O teatro ornitológico de Messiaen, composto pelas obras Le réveil des oiseaux (1953), Oiseaux exotiques (1956) e Catalogue d’oiseaux (1958) – as duas primeiras para piano e orquestra e a terceira para piano solo –, faz parte do projeto, ao mesmo tempo radicalmente experimental e de um naturalismo empirista, que procurou por uma solução anticonservadora e original para o totalitarismo da técnica serial que se instalava no ambiente erudito da música dos anos 1950, relacionando-se, através da investigação da cosmogonia contida na natureza do canto dos pássaros, a uma religiosidade surrealista e libertária cultivada discretamente.

Em síntese, os concertos de passarinhos, sistematicamente organizados por Messiaen a partir da coleta de intervalos sonoros produzidos por pássaros, se configuram como complexos diálogos dramáticos entre seres não-humanos dotados do conhecimento de milenares mistérios do tempo e do espaço condensados acusticamente pelas melodias, ritmos e harmonias surgidas de um contraponto sistematicamente aleatório.

Olivier Messiaen
Fonte: www.newyorker.com

Reunindo peças que apresentam em comum uma atmosfera noturna, grave, de grande riqueza de cores – mesmo que com tons escuros – e alta complexidade rítmica, harmônica e melódica, Aimard homenageia seu mestre selecionando peças escritas em períodos de grande tensão e importância, tanto para a vida emocional quanto para a carreira de compositor de Olivier Messiaen. Elas foram tocadas pelo pianista com alta precisão técnica, agilidade e vigor rítmicos – elementos demandados em alta proporção pela desafiadora escrita de Messiaen – sem perder de vista a delicadeza e a suavidade características da tradição pianística francesa.

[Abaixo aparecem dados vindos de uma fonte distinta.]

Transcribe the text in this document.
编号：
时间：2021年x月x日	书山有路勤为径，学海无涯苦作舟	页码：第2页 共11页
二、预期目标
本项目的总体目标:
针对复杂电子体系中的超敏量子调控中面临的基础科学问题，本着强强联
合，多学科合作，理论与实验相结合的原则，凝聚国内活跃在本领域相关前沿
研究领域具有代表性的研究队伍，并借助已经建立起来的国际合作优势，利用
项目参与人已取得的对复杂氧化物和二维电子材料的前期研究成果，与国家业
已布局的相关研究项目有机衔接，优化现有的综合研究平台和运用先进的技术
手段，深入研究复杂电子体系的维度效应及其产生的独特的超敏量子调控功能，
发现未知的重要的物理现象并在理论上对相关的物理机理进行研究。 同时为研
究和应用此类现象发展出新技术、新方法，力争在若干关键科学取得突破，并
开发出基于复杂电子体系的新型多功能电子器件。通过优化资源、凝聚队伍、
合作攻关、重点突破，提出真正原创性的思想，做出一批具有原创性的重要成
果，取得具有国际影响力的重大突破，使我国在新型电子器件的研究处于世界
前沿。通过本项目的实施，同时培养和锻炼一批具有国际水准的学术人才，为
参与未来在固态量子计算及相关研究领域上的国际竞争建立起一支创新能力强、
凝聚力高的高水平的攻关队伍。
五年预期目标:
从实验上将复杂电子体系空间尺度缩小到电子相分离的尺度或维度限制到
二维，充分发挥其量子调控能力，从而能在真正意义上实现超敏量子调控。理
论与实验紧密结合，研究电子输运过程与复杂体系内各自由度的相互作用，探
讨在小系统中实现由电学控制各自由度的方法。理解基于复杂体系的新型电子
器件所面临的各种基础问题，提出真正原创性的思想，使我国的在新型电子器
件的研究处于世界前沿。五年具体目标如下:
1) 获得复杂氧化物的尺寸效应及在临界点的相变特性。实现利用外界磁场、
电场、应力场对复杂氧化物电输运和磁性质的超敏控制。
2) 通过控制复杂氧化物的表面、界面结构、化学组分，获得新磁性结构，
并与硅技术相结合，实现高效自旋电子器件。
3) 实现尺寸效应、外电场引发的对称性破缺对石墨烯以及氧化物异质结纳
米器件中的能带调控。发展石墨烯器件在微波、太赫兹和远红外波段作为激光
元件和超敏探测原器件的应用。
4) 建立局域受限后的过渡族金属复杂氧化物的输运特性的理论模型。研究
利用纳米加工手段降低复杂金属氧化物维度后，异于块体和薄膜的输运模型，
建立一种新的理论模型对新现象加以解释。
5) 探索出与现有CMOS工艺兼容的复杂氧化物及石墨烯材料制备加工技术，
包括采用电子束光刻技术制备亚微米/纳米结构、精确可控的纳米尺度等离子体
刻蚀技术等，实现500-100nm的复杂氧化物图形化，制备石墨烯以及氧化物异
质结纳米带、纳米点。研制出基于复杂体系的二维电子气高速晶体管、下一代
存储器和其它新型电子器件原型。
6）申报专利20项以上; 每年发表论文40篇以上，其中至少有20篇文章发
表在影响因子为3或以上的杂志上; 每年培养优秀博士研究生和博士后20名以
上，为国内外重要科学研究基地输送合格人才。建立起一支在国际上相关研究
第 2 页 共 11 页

Tanto a interpretação de Pierre Aimard quanto as composições de Messiaen interpretadas nessa gravação são para o ouvinte um excelente contato com as dimensões trabalhadas pela arte dos sons enquanto investigação das propriedades acústicas do tempo e do espaço. O ouvinte é facilmente seduzido pelas surpresas, intensidades e complexidades presentes nesse trabalho, e certamente não sairá ileso ao experimentar sua desafiadora audição.

A audição em si desse excelente trabalho ainda se faz como a única maneira de, realmente, compreendê-lo, já que todo texto sobre música é uma abstração metafórica, sendo a própria música, segundo o esteta musical italiano Enrico Fubini, a arte abstrata de fazer “emergir o que é sufocado ou permanece em estado latente na linguagem”.

A dupla Messiaen-Aimard, reunida nesse disco, fica, por tantas razões, altamente recomendada ao leitor de Sibila por reivindicar, como reivindicou Olivier Messiaen, uma música “furta-cor, que proporcione ao sentido auditivo prazeres voluptuosamente refinados”.